The intended behavior is to serialize all fields of an object (some properties have backing fields, others don't). You wouldn't serialize properties themselves for the same reason a getter/setter on it's own wouldn't be serialized - only the data stored.

Put simply, I would say C# has the wrong default behavior here.

I don't know about JSON but the XML serialisation code checks for a DefaultValue attribute and if the value is the default it ignores it on serialisation. You can also ignore properties if they don't need serialisation.

Your example looks sloppy but it can get messy as the project evolves. I had some code where I mistakenly removed some XmlAttribute attributes in one release and it was painful to resolve in the next release.

Having said that I will still use it again, just carefully.

In order to produce code with some agility, it is best to keep data private, adhere to SOLID and have serious thoughts about what complexities you need to introduce when.

I don't see any actual need for properties, when the same effects apart from syntactic sugar can be had using methods, but one really shouldn't.

The idea being not to optimize writing code once, but greater and easier ability to read and change code later.

This puts me in a camp where I don't think it's a great idea to always tie process objects to serialization formats and APIs either. Certainly, layers and MVC would require serious explanation why enforce these structure in code other than theoretical handwaving, ie. what is the value now? Hexagonal and clean architecture? Later, maybe.

Of course, put in front of C# or anything enterpricey, there's no choice but to engage in these things.

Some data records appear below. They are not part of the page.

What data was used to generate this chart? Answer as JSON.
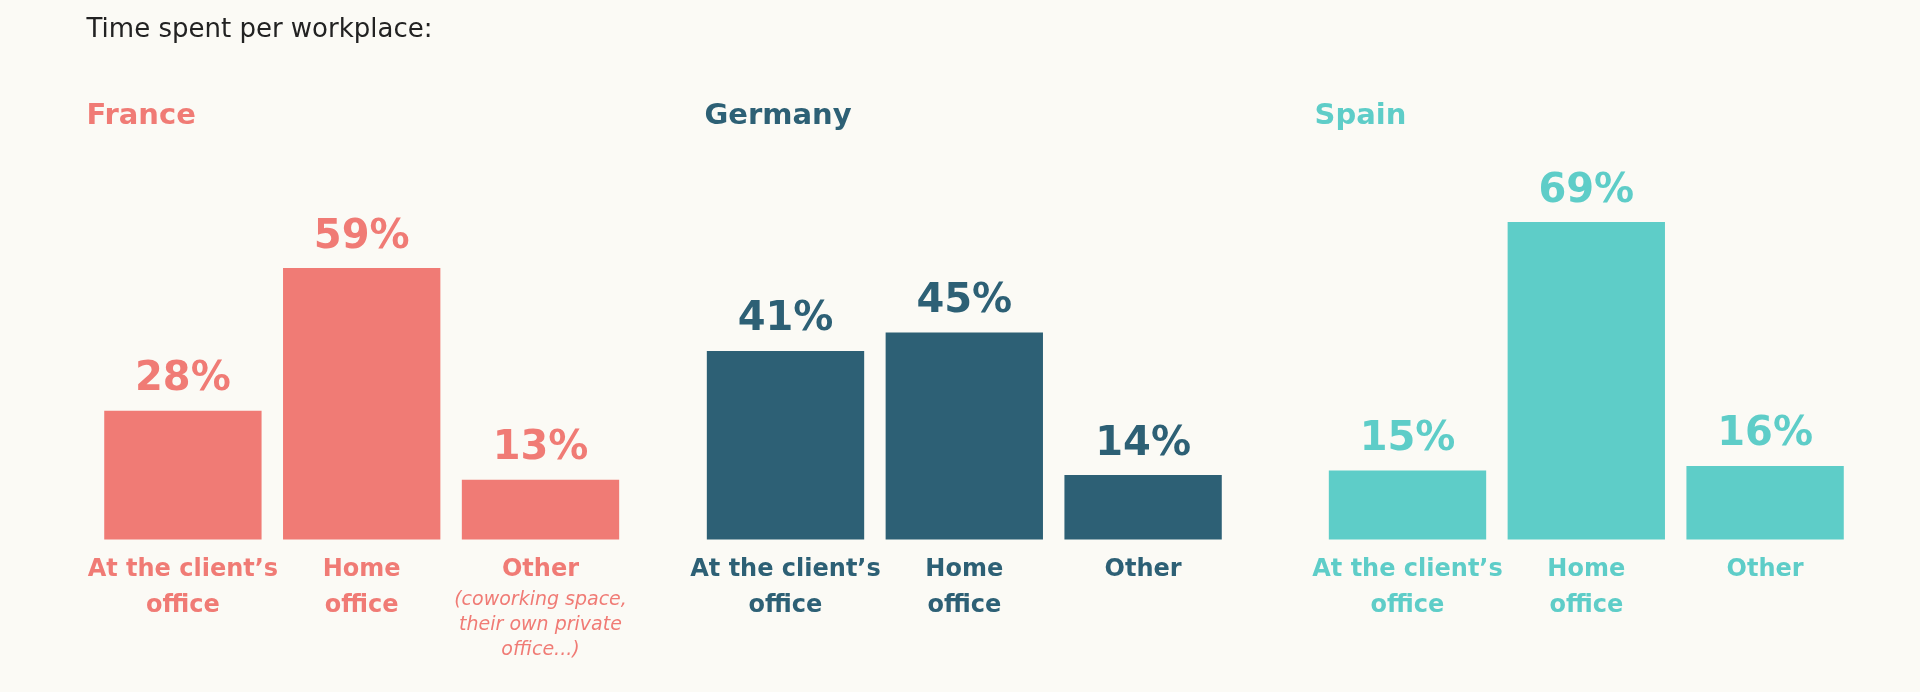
{
  "chart_data": [
    {
      "type": "bar",
      "title": "France",
      "categories": [
        "At the client’s office",
        "Home office",
        "Other"
      ],
      "values": [
        28,
        59,
        13
      ],
      "color": "#f07b75",
      "value_labels": [
        "28%",
        "59%",
        "13%"
      ],
      "annotations": [
        "Time spent per workplace:",
        "(coworking space, their own private office...)"
      ]
    },
    {
      "type": "bar",
      "title": "Germany",
      "categories": [
        "At the client’s office",
        "Home office",
        "Other"
      ],
      "values": [
        41,
        45,
        14
      ],
      "color": "#2d6075",
      "value_labels": [
        "41%",
        "45%",
        "14%"
      ]
    },
    {
      "type": "bar",
      "title": "Spain",
      "categories": [
        "At the client’s office",
        "Home office",
        "Other"
      ],
      "values": [
        15,
        69,
        16
      ],
      "color": "#5ecdc8",
      "value_labels": [
        "15%",
        "69%",
        "16%"
      ]
    }
  ]
}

I used to feel this way, not for things like "validation on assignment" which is a terrible idea for so many reasons, but because it allows you to build things like dependency graphs and change watchers at runtime (think mobx, or Adobe Flex's bindables system)... But these days, I think we'd be much better suited to moving most of this work to build-time tooling.
Soo, Smalltalk messages are back? :)
Yes! I wanted to address this idea in the article, but it didn't make the final cut as I didn't think it added much to the points being made. Moving away from direct field access and only using functions is definitely in line with the Alan Kay OOP model.
Properties in modern languages?

They made their debut in Eiffel and Delphi, so 90's post modern.